Bu soyut illüstrasyon, Gaziosmanpaşa'da demokrasinin üzerine düşen gölgeyi ve halkın iradesine yönelik baskıyı temsil ediyor. Koyu, karamsar tonlar, karşılaşılan zorlukları ve baskıyı simgelerken, karanlığın içindeki tek bir parlak nokta, tüm engellere rağmen adalet ve umut kıvılcımının hala var olduğunu fısıldıyor. Bu, sessizliğe zorlanan seslerin, yine de bir çıkış yolu aradığını anlatan bir direniş sembolüdür.

Gaziosmanpaşa Belediyesi'nde yaşananlar, adeta bir tiyatro sahnesini andırıyor, ama sahnedeki oyun hiç de masum değil. Ortada ne işlenmiş bir suç, ne hazırlanmış bir iddianame, ne de kesinleşmiş bir yargı kararı varken, seçilmiş bir belediye başkanının görevden uzaklaştırılması ve yerine siyasi bir manevrayla başka bir ismin getirilmesi, ne yazık ki demokrasiye vurulan ağır bir darbedir. Bu yaşananları anlamak için kalın hukuk kitaplarına değil, sadece adil bir vicdana bakmak yeterlidir.

31 Mart seçimlerinde Gaziosmanpaşa halkı, hür iradesiyle sandık başına gitti ve tercihini yaptı. Oy çokluğuyla CHP'li Hakan Bahçetepe'yi belediye başkanı seçti. Bu, demokrasinin ta kendisiydi; halkın kendi kendini yönetme hakkının en somut tecellisi. Ancak henüz bir yılını bile doldurmamışken, bir soruşturma bahanesiyle gözaltına alınması ve tutuklanmasıyla her şey değişti. O an, sadece bir başkanın değil, ona oy veren binlerce seçmenin iradesi de hukuksuz bir şekilde askıya alındı. Bu artık yalnızca bir kişiyle ilgili bir mesele değil; doğrudan demokrasinin ruhuna yönelmiş sistematik bir tehdittir.

Tarihten Acı Dersler ve Büyük Düşünürlerin Seslenişi:

Tarih, gücün halk iradesi pahasına ele geçirildiği anti-demokratik müdahalelerle doludur. Roma’da Sezar’ın yükselişi, cumhuriyetin çöküşüne giden yolda halk desteğinin nasıl bir tek adam rejimine dönüşebileceğini gösteren çarpıcı bir örnektir.
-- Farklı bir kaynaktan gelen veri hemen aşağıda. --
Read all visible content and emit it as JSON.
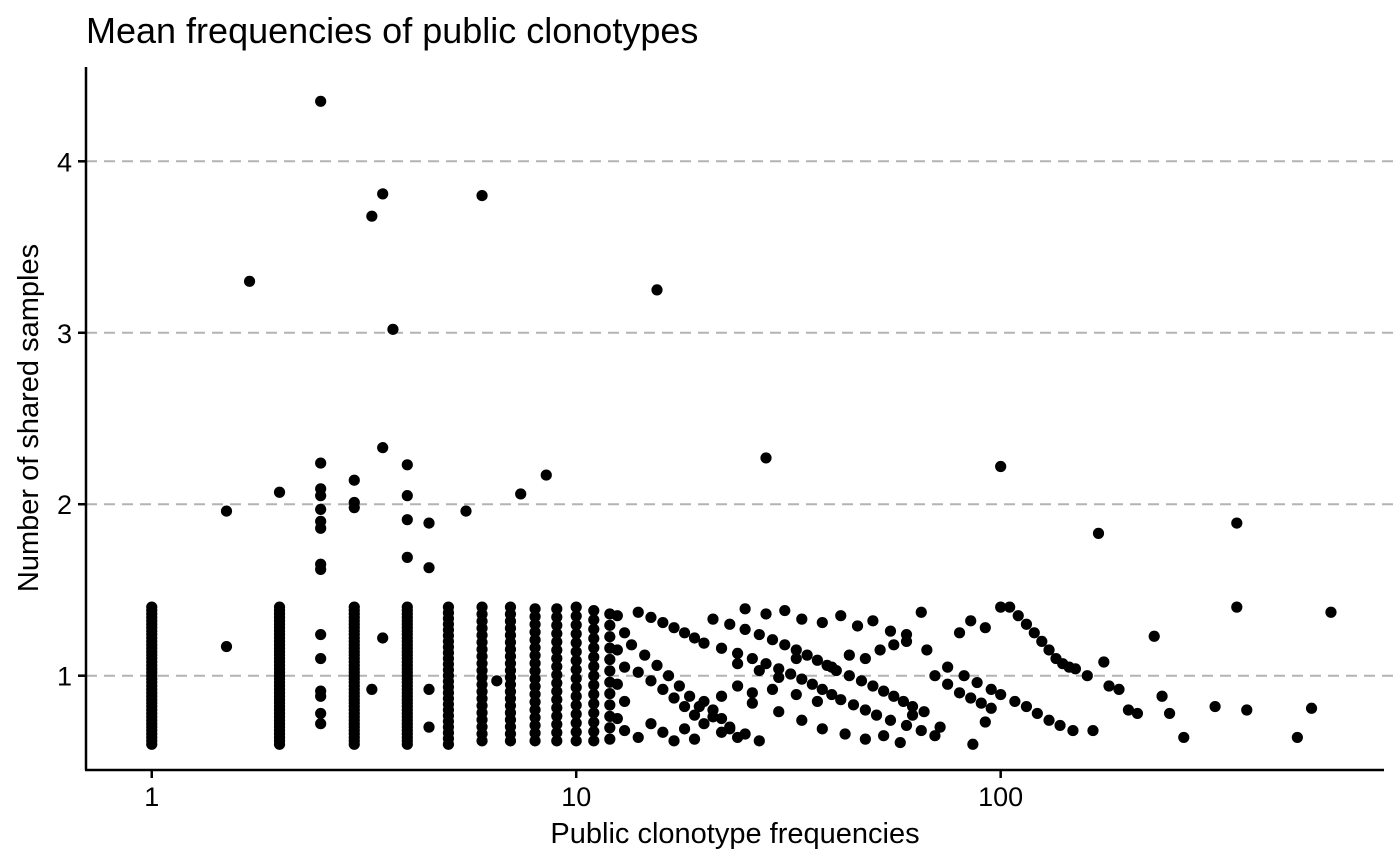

Sezar, halkın sevgisini kazanmıştı; fakat senatonun endişelerini hiçe sayarak, cumhuriyeti fiilen sona erdiren bir güce erişti. Daha yakın tarihte, Latin Amerika’daki askeri darbeler ise seçilmiş hükümetlerin keyfi biçimde devrilip yerine baskıcı rejimlerin getirilmesiyle demokrasilerin nasıl yıkıma uğradığını acı şekilde gözler önüne serdi. Bu örneklerde de, tıpkı bugün Gaziosmanpaşa Belediyesi'nde yaşandığı gibi, hukuki kılıfa büründürülmeye çalışılan ama özünde iktidar hırsıyla şekillenmiş müdahaleler söz konusudur.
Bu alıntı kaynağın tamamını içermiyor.